InfiniTensor · Aoshine999 · Mar 16, 2026 · Mar 16, 2026 · Mar 17, 2026
diff --git a/example/gpt2/main.cc b/example/gpt2/main.cc
@@ -72,6 +72,7 @@ DEFINE_uint32(tensor_parallel, 1, "Tensor Parallel world size");
 DEFINE_bool(sequence_parallel, false, "Whether to enable Sequence Parallel");
 DEFINE_uint32(pipeline_parallel, 1, "Pipeline Parallel world size, specified the number of PP stages.");
 DEFINE_uint32(virtual_pipeline_parallel, 1, "Number of chunks in PP stage.");
+DEFINE_bool(flash, false, "Whether to enable FlashAttention in CausalSelfAttention");
 
 // precision
 DEFINE_string(dtype, "float32", "precision used in training (float32/bfloat16)");
@@ -191,11 +192,16 @@ void Train(const nn::parallel::Rank &rank) {
     std::shared_ptr<nn::Module> model = nullptr;
 
     if (!FLAGS_llmc_filepath.empty()) {
-        model = GPT2::FromLLMC(FLAGS_llmc_filepath);
+        LOG(INFO) << "Rank " << rank.GlobalRank() << ": Loading GPT2 from LLMC file: " << FLAGS_llmc_filepath;
+        model = GPT2::FromLLMC(FLAGS_llmc_filepath, FLAGS_flash);
     } else if (kModelToConfigs.count(FLAGS_model)) {
         model_config = kModelToConfigs.at(FLAGS_model);
+        model_config.flash = FLAGS_flash;
         model = std::make_shared<GPT2>(model_config);
     } else {
+        if (FLAGS_flash) {
+            LOG(WARNING) << "--flash is ignored when loading GPT2 from pretrained checkpoint.";
+        }
         model = GPT2::FromPretrained(kStrToModelType.at(FLAGS_model));
     }
 

diff --git a/example/gpt2/net.cc b/example/gpt2/net.cc
@@ -14,6 +14,7 @@
 #include "glog/logging.h"
 
 #include "example/common/utils.h"
+#include "infini_train/include/autograd/ScaledDotProductAttention.h"
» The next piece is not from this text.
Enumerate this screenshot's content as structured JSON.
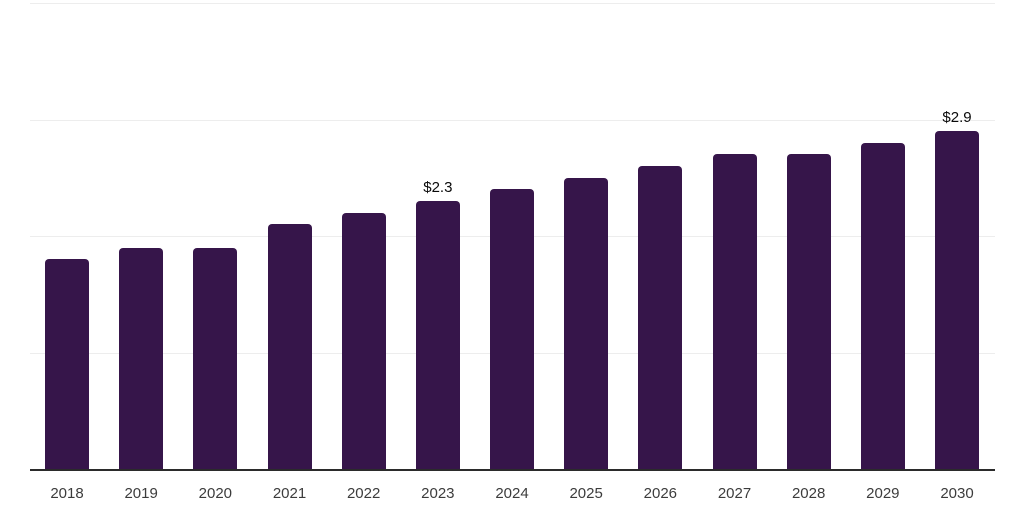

 #include "infini_train/include/device.h"
 #include "infini_train/include/nn/functional.h"
 #include "infini_train/include/nn/init.h"
@@ -105,18 +106,31 @@ CausalSelfAttention::Forward(const std::vector<std::shared_ptr<infini_train::Ten
     q = q->View({B, T, local_n_head_, head_dim})->Transpose(1, 2);
     v = v->View({B, T, local_n_head_, head_dim})->Transpose(1, 2);
 
-    // (B, h_l, T, T)
-    auto att = q->Matmul(k->Transpose(-2, -1)) * (1.0 / std::sqrt(head_dim));
-    // (1, 1, T, T)
-    auto mask = buffers_[kParamBiasName]->Slice({0, 0, 0, 0}, {1, 1, T, T}, {1, 1, 1, 1});
-    // (1, 1, T, T) -> eq 0 -> (1, 1, T, T) -> masked_fill -> (B, h_l, T, T)
-    att = att->MaskedFill(mask == 0, -std::numeric_limits<float>::infinity());
-    // (B, h_l, T, T)
-    att = nn::function::Softmax(att, -1);
-    // (B, h_l, T, Dh)
-    auto y = att->Matmul(v);
-    // (B, h_l, T, Dh) -> (B, T, h_l, Dh) -> (B, T, local_C)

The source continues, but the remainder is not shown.